Друсс сел рядом с ним.

— Знаю, но мне это безразлично.

— Напрасно ты так думаешь, Друсс. До боя тебе камней не найти.

Друсс опустился на колени у источника и попил. Вода была холодна и освежала, но оставляла на языке горьковатый вкус.

— Ты что, пророк? — спросил он слепца.

— В своем роде.

— Скажи тогда, из-за чего заварилась эта проклятая война? Я не вижу в ней смысла.

— Твой вопрос предполагает, что в других войнах смысл есть, — грустно улыбнулся Эншима.

— Я не философ, священник, избавь меня от своих рассуждений.

— Это верно, Друсс, ты не философ — но ты идеалист. Из-за чего эта война? Из-за того же, что и все прочие: из-за алчности и страха. Алчность проистекает от того, что готиры богаты и хотят всегда оставаться такими, а страх — от того, что в надирах они видят грядущую угрозу своему богатству и власти. Разве войны когда-нибудь велись по другим причинам?

— Стало быть, эти камни существуют, — сказал Друсс, сменив разговор.

— О да, они существуют. Глаза Альказарра были сделаны несколько столетий назад. Это аметисты, каждый с яйцо величиной, и оба они напитаны непомерной силой этой дикой земли.

— Почему же я не найду их до боя? — спросил Друсс. Зибен подошел и сел рядом.

— Потому что так суждено.

— Мой друг позарез нуждается в них. Я был бы благодарен тебе за помощь.

— Не по своей прихоти я отказываю тебе в помощи, воин, — улыбнулся Эншима. — Но завтра я уведу этих людей подальше в горы, питая надежду — тщетную, быть может, — сохранить им жизнь. Ты же поедешь в святилище и будешь там сражаться, ибо это ты умеешь делать лучше всего.

— А мне что хорошего скажешь, старый конь? — спросил Зибен.

Священник с улыбкой потрепал его по плечу.
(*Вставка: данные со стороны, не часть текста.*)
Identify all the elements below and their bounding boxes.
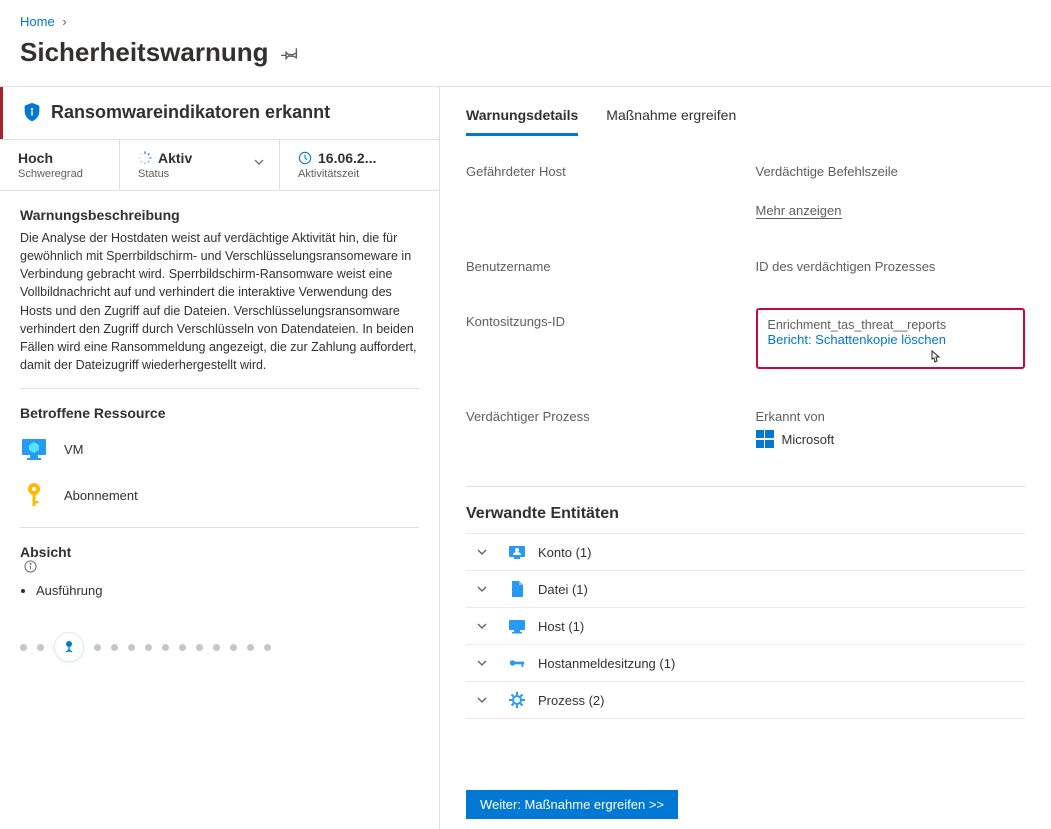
chevron-down-icon [470,694,488,706]
chevron-right-icon: › [62,14,66,29]
field-session-id: Kontositzungs-ID [466,314,736,369]
breadcrumb: Home › [0,0,1051,29]
details-grid: Gefährdeter Host Verdächtige Befehlszeil… [440,136,1051,468]
severity-label: Schweregrad [18,168,101,180]
detected-by-value: Microsoft [782,432,835,447]
timeline-active-step[interactable] [54,632,84,662]
status-cell[interactable]: Aktiv Status [120,140,280,190]
session-icon [508,654,526,672]
chevron-down-icon [470,546,488,558]
affected-title: Betroffene Ressource [20,405,419,421]
resource-vm[interactable]: VM [20,431,419,467]
detected-by-label: Erkannt von [756,409,1026,424]
related-entities-title: Verwandte Entitäten [440,487,1051,533]
entity-list: Konto (1) Datei (1) Host (1) [440,533,1051,719]
report-link[interactable]: Bericht: Schattenkopie löschen [768,332,947,347]
intent-item: Ausführung [36,583,419,598]
description-section: Warnungsbeschreibung Die Analyse der Hos… [0,191,439,388]
chevron-down-icon [470,583,488,595]
show-more-link[interactable]: Mehr anzeigen [756,203,842,219]
entity-label: Host (1) [538,619,584,634]
tab-details[interactable]: Warnungsdetails [466,107,578,136]
entity-row-account[interactable]: Konto (1) [466,533,1025,571]
left-panel: Ransomwareindikatoren erkannt Hoch Schwe… [0,87,440,829]
entity-row-process[interactable]: Prozess (2) [466,682,1025,719]
intent-title: Absicht [20,544,419,573]
time-label: Aktivitätszeit [298,168,421,180]
severity-value: Hoch [18,150,101,166]
process-icon [508,691,526,709]
tab-action[interactable]: Maßnahme ergreifen [606,107,736,136]
spinner-icon [138,151,152,165]
tabs: Warnungsdetails Maßnahme ergreifen [440,87,1051,136]
pin-icon[interactable] [269,44,299,62]
entity-label: Hostanmeldesitzung (1) [538,656,675,671]
vm-icon [20,435,48,463]
status-label: Status [138,168,261,180]
file-icon [508,580,526,598]
entity-row-host[interactable]: Host (1) [466,608,1025,645]
kill-chain-timeline [0,612,439,662]
breadcrumb-home[interactable]: Home [20,14,55,29]
entity-label: Prozess (2) [538,693,604,708]
intent-section: Absicht Ausführung [0,528,439,612]
affected-section: Betroffene Ressource VM [0,389,439,527]
host-icon [508,617,526,635]
shield-icon [21,101,43,123]
alert-header: Ransomwareindikatoren erkannt [0,87,439,139]
key-icon [20,481,48,509]
enrichment-label: Enrichment_tas_threat__reports [768,318,1014,332]
entity-label: Datei (1) [538,582,588,597]
resource-subscription[interactable]: Abonnement [20,477,419,513]
right-panel: Warnungsdetails Maßnahme ergreifen Gefäh… [440,87,1051,829]
microsoft-logo-icon [756,430,774,448]
time-value: 16.06.2... [318,150,376,166]
status-row: Hoch Schweregrad [0,139,439,191]
detected-by-row: Microsoft [756,430,1026,448]
cursor-icon [927,349,943,365]
field-suspicious-process: Verdächtiger Prozess [466,409,736,448]
field-compromised-host: Gefährdeter Host [466,164,736,219]
field-suspicious-cmdline: Verdächtige Befehlszeile [756,164,1026,179]
description-title: Warnungsbeschreibung [20,207,419,223]
chevron-down-icon [470,657,488,669]
status-value: Aktiv [158,150,192,166]
clock-icon [298,151,312,165]
page-title: Sicherheitswarnung [20,37,269,68]
entity-row-file[interactable]: Datei (1) [466,571,1025,608]
entity-label: Konto (1) [538,545,591,560]
page-header: Sicherheitswarnung [0,29,1051,86]
entity-row-session[interactable]: Hostanmeldesitzung (1) [466,645,1025,682]
account-icon [508,543,526,561]
info-icon[interactable] [20,560,419,573]
chevron-down-icon [470,620,488,632]
next-action-button[interactable]: Weiter: Maßnahme ergreifen >> [466,790,678,819]
field-username: Benutzername [466,259,736,274]
field-process-id: ID des verdächtigen Prozesses [756,259,1026,274]
description-text: Die Analyse der Hostdaten weist auf verd… [20,229,419,374]
resource-vm-label: VM [64,442,84,457]
threat-report-highlight: Enrichment_tas_threat__reports Bericht: … [756,308,1026,369]
resource-subscription-label: Abonnement [64,488,138,503]
severity-cell: Hoch Schweregrad [0,140,120,190]
time-cell: 16.06.2... Aktivitätszeit [280,140,439,190]
alert-title: Ransomwareindikatoren erkannt [51,102,330,123]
— Ты помог мне решить одну задачу, и я благодарен тебе за это. Ты совершил доброе дело там, в пещере смерти, — и я надеюсь, что Исток вознаградит тебя за это. Покажи мне лон-циа. — Зибен выудил из кармана тяжелый серебряный медальон, и старик, поднеся его к своим матовым глазам, закрыл их. — Мужской портрет изображает Ошикая, Гонителя Демонов, женский — его жену Шуль-сен. Надпись сделана на чиадзе. Буквальный перевод звучит так: «Ошка — Шуль-сен — вместе навек». Но на самом деле это значит «родные духом». Они очень любили друг друга.

— Но зачем кому-то нужно было так ее истязать? — спросил Зибен.